The two areas that have puzzled scientists cover significant large patches of the moon's surface and host icebergs with ground-up ices filling the channels in between – much as jumbled ice chunks fill gaps between icebergs as they calve from ice shelves in polar regions on Earth.

One of the two areas appeared as a depression in the surface. The other appeared as a dome.

"Why are these two features so similar but so different?" says Britney Schmidt, a planetary scientist at the University of Texas at Austin who led the research team.

In trying to solve the puzzle, the team was struck by parallels on Earth. Similar features are apparent in ice that forms above under-ice volcanoes, as well as at ice shelves where warm sea water is thought to be thinning the ice from underneath.

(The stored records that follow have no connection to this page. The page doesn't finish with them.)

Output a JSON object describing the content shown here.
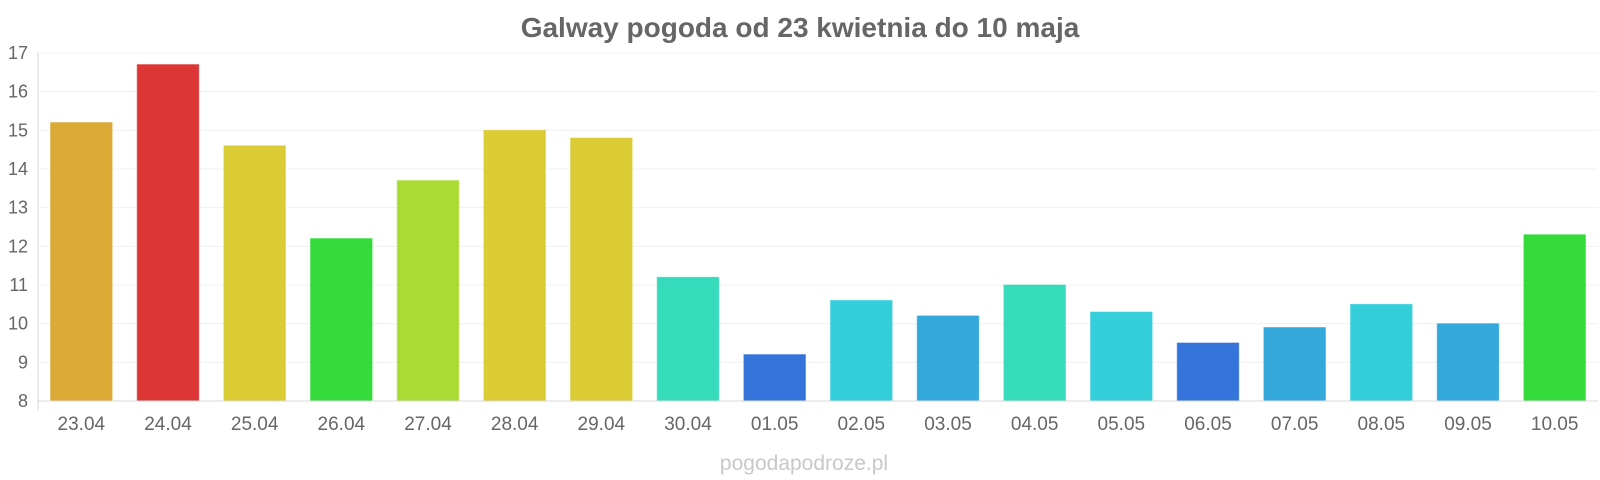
{
  "chart_data": {
    "type": "bar",
    "title": "Galway pogoda od 23 kwietnia do 10 maja",
    "xlabel": "",
    "ylabel": "",
    "ylim": [
      8,
      17
    ],
    "yticks": [
      8,
      9,
      10,
      11,
      12,
      13,
      14,
      15,
      16,
      17
    ],
    "grid": true,
    "legend": "none",
    "categories": [
      "23.04",
      "24.04",
      "25.04",
      "26.04",
      "27.04",
      "28.04",
      "29.04",
      "30.04",
      "01.05",
      "02.05",
      "03.05",
      "04.05",
      "05.05",
      "06.05",
      "07.05",
      "08.05",
      "09.05",
      "10.05"
    ],
    "values": [
      15.2,
      16.7,
      14.6,
      12.2,
      13.7,
      15.0,
      14.8,
      11.2,
      9.2,
      10.6,
      10.2,
      11.0,
      10.3,
      9.5,
      9.9,
      10.5,
      10.0,
      12.3
    ],
    "colors": [
      "#dba935",
      "#db3535",
      "#dbcc35",
      "#35db3b",
      "#aadb35",
      "#dbcc35",
      "#dbcc35",
      "#35dbbb",
      "#3575db",
      "#35cedb",
      "#35a8db",
      "#35dbbb",
      "#35cedb",
      "#3575db",
      "#35a8db",
      "#35cedb",
      "#35a8db",
      "#35db3b"
    ]
  },
  "watermark": "pogodapodroze.pl"
}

The team suggests that plumes of warmer water, heated by Europa's core, migrate up through the thick icy crust until they reach a "sweet spot" where a combination of pressure, temperature, and the composition of the ices allows a subsurface lake to form. Since liquid water takes up less volume than water ice, the icy lid on top of the lake begins to crack and collapse in a kind of frigid sink hole. The surface ice breaks into chunks in the process. As it does, some of it overturns, mixing the potential nutrients into the water below.

That explains the depressions. But what about the domes?

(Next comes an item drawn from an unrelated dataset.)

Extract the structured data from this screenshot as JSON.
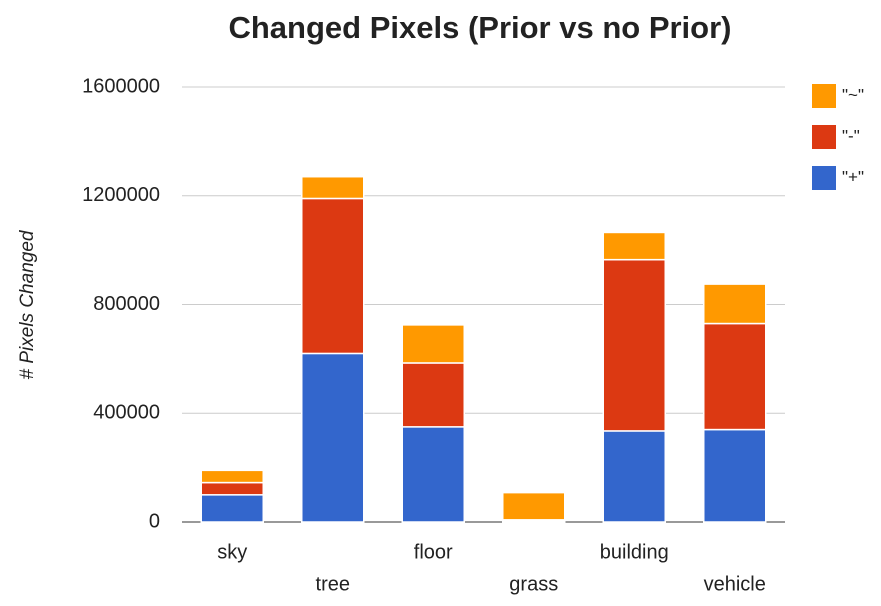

Over time, the lake refreezes and expands. This pushes remaining large ice blocks upward. The brine surrounding the blocks also refreezes, expanding as it does, adding to the dome.

One of the features, Thera Macula, is a depression, suggesting that a Great Lakes-scale body of water some two miles below currently is sculpting the surface, the team says. A dome feature, known as Conamara Chaos, represents the end of another lake's thaw-freeze process.